# Hacker News Data Analysis
## Site Info
---
Hacker News is a site that began on the startup website Y Combinator. Here, posts created by users can be voted and commented on, much like the site Reddit. This site appeals to those interested in technology and other startups, where posts related to this content can reach high publicity if they reach the top Hacker News' listings.

## Data Info
---
The data is comprised of 20,000 rows of data, which was reduced from 300,000 rows after removing posts that have not received any comments, and then random sampling after that process.

The column descriptions are as follows:

* id: The unique identifier from Hacker News for the post
* title: The title of the post
* url: The URL that the posts links to, if it the post has a URL
* num_points: The number of points the post acquired, calculated as the total number of upvotes minus the total number of downvotes
* num_comments: The number of comments that were made on the post
* author: The username of the person who submitted the post
* created_at: The date and time at which the post was submitted

In [6]:
from csv import reader
hn = []
hn_header = []
with open("hacker_news.csv") as f:
    read_file = reader(f)
    hn = list(read_file)
    hn_header = hn[0]
    hn.pop(0)

In [17]:
for v in enumerate(hn_header):
    print(v)
# print('\n')
# for i in range(5):
#     print(hn[i], '\n')

(0, 'id')
(1, 'title')
(2, 'url')
(3, 'num_points')
(4, 'num_comments')
(5, 'author')
(6, 'created_at')


## Filtering Data
---
For this analysis, we will look only at posts that are directed towards the 'Ask HN' and 'Show HN' subject. From here, we will filter the data and find which of the two post subjects are more popular on the Hacker News site, in terms of number of posts and average number of comments per post.

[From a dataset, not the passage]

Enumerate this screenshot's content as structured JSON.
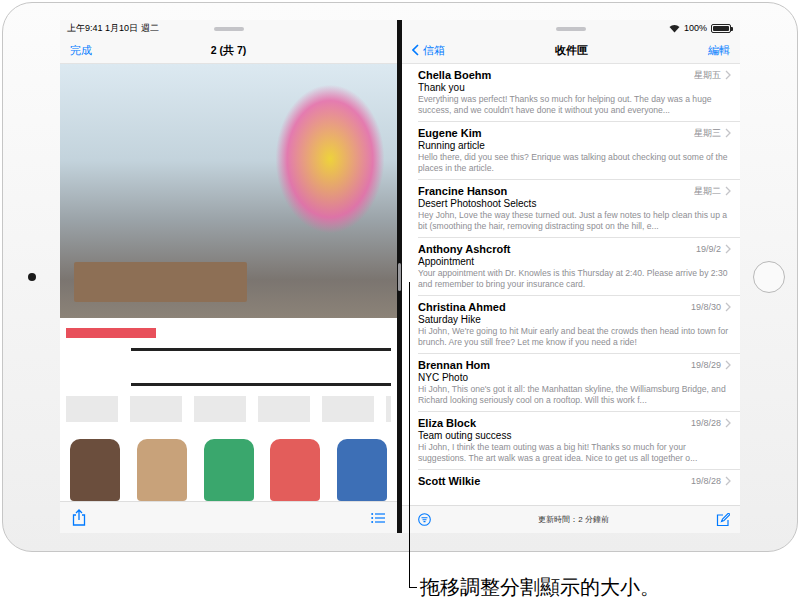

First, we will have to separate the dataset into three separate lists: `ask_posts`, `show_posts`, and `other_posts`.

In [21]:
ask_posts = []
show_posts = []
other_posts = []
for row in hn:
    title = row[1].lower()
    if title.startswith('ask hn'):
        ask_posts.append(row)
    elif title.startswith('show hn'):
        show_posts.append(row)
    else:
        other_posts.append(row)
print('Number of \'Ask HN\' posts:', len(ask_posts))
print('Number of \'Show HN\' posts:', len(show_posts))
print('Number of other posts:', len(other_posts))

Number of 'Ask HN' posts: 1744
Number of 'Show HN' posts: 1162
Number of other posts: 17194


Next we will assign the total number of comments of each list to `total_ask_comments` and `total_show_comments` respectively.

In [28]:
total_ask_comments = 0
for row in ask_posts:
    total_ask_comments += int(row[4])
avg_ask_comments = total_ask_comments / len(ask_posts)

total_show_comments = 0
for row in show_posts:
    total_show_comments += int(row[4])
avg_show_comments = total_show_comments / len(show_posts)

print("Avg. number of comments on 'Ask HN' posts:", round(avg_ask_comments, 2))
print("Avg. number of comments on 'Show HN' posts:", round(avg_show_comments, 2))

Avg. number of comments on 'Ask HN' posts: 14.04
Avg. number of comments on 'Show HN' posts: 10.32


From this data, we can see that the amount of Ask HN posts outnumber the Show HN posts, in addition to the average number of comments on Ask HN posts is also greater than the average for Show HN posts. This shows that Ask HN posts tend to be more popular with Hacker News users.